Soon after the Great War began in the summer of 1914, Kollwitz’s 19-year-old son Peter enlisted voluntarily as a soldier in the German army. He was killed in battle on October 22, 1914, on the Western Front, at Diksmuide, Belgium. This personal tragedy in Kollwitz’s life was reflected in her art, along with her political ideology and strong social conscience—by 1910 she had become a committed socialist. Over the war years, Kollwitz produced a series of drawings exploring the war’s impact, with titles like Widows and Orphans, Killed in Action and The Survivors. In 1917, with World War I in full swing, Kollwitz celebrated her 50th birthday with an exhibition at the Berlin gallery owned by the internationally known art dealer Paul Cassirer.

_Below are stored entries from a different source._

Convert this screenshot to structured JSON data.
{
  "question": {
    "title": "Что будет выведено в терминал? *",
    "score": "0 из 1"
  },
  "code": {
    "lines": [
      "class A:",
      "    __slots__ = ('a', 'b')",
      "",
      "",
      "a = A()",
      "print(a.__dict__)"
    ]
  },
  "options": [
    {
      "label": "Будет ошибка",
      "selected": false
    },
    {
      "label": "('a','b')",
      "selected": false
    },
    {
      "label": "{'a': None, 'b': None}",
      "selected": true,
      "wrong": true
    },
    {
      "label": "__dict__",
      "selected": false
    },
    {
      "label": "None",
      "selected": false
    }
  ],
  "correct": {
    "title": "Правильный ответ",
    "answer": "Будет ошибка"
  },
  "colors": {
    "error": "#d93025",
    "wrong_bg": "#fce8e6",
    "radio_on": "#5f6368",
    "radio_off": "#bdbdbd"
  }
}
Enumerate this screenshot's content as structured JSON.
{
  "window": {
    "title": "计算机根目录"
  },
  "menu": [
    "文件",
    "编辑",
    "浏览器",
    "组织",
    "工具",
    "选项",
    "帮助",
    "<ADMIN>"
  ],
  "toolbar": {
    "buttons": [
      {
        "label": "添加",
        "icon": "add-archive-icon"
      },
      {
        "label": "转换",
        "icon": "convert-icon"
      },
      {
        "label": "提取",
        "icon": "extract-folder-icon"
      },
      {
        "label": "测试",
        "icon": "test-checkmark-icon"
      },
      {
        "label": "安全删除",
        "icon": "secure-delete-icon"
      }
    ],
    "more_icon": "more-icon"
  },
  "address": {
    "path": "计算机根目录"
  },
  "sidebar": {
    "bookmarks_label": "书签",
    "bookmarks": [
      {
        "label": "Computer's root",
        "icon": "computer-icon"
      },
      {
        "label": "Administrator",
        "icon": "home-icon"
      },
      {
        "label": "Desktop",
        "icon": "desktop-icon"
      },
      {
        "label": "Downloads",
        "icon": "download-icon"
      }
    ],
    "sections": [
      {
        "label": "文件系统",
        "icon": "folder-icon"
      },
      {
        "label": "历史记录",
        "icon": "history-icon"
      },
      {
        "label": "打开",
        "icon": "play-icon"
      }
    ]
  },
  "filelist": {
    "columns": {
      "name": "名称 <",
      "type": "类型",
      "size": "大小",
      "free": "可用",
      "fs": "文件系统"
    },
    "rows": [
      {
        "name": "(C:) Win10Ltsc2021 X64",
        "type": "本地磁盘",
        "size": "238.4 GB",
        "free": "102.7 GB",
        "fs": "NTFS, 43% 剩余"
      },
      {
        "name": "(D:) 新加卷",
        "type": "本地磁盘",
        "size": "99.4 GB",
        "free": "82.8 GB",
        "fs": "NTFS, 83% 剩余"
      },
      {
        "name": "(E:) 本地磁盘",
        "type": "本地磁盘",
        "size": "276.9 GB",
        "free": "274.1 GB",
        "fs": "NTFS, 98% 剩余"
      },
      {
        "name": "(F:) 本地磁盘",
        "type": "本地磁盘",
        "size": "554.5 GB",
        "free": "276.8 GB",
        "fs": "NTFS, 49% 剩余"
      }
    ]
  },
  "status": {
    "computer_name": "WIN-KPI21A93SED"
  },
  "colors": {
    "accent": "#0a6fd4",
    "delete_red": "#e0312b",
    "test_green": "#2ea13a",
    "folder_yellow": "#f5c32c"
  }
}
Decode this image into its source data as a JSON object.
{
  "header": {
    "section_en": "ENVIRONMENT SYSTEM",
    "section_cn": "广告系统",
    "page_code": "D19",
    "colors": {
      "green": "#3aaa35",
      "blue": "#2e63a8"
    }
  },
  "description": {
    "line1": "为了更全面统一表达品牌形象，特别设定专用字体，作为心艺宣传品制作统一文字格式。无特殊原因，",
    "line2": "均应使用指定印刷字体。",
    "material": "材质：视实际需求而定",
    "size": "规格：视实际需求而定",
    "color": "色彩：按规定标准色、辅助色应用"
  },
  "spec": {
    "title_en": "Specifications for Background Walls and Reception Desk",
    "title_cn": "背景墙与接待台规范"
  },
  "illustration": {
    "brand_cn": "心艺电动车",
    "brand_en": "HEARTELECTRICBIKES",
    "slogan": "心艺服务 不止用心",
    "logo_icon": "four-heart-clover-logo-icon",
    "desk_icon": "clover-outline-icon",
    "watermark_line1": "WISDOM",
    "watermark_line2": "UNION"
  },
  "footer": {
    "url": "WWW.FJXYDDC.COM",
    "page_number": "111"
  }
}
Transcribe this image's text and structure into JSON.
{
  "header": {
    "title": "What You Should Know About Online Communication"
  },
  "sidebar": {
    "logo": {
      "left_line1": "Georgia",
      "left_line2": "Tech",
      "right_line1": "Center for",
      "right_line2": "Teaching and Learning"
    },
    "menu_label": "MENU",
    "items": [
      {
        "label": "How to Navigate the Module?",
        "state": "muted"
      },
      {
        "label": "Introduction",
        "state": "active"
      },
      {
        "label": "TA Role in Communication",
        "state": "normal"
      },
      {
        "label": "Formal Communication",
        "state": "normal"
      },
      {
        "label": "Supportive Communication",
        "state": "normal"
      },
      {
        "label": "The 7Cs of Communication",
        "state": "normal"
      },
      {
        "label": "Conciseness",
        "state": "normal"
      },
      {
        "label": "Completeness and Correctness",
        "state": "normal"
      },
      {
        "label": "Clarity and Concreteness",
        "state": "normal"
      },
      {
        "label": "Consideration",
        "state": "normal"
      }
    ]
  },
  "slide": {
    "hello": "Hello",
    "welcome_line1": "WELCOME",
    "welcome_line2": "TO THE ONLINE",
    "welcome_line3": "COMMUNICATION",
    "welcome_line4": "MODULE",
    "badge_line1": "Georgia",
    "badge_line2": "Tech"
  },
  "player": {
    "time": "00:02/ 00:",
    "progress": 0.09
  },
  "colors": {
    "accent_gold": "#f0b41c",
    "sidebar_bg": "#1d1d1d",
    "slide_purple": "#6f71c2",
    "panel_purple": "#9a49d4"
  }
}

Kollwitz’s memorial to her son Peter was dedicated on August 20, 1932, at the German military cemetery near Vladslo in Flanders, Belgium. The grieving Kollwitz had worked for years to create the monument, struggling to reconcile her hatred for the war and mistrust of its leadership with the desire to honor her son’s sacrifice for the cause. Entitled The Parents, the statue depicts an elderly couple kneeling before the grave of their son. It bears no date or signature.
Kollwitz continued her support of German and international socialism in the post-war years, and was eventually punished for her outspoken political beliefs. She became the first woman elected to the Prussian Academy of Arts but was forced to resign after Adolf Hitler and his National Socialist (Nazi) Party rose to power in 1933. Three years later the Nazis classified Kollwitz’s art—like that of so many others during that period—as “degenerate,” and barred her from exhibiting her work. Kollwitz’s husband Karl died in 1940; in 1942, her grandson, also named Peter, was killed at the Russian front during World War II. Her own home, and much of her work, was destroyed by Allied bombs the following year, and Kollwitz was evacuated from Berlin to Moritzburg, near Dresden.
“In days to come people will hardly understand this age,” Kollwitz wrote during her time in Moritzburg. “What a difference between now and 1914…People have been transformed so that they have this capacity for endurance….Worst of all is that every war already carries within the war which will answer it. Every war is answered by a new war, until everything, everything is smashed.” She died on April 22, 1945, just two weeks before World War II ended. As she wrote in her final letter: “War accompanies me to the end.”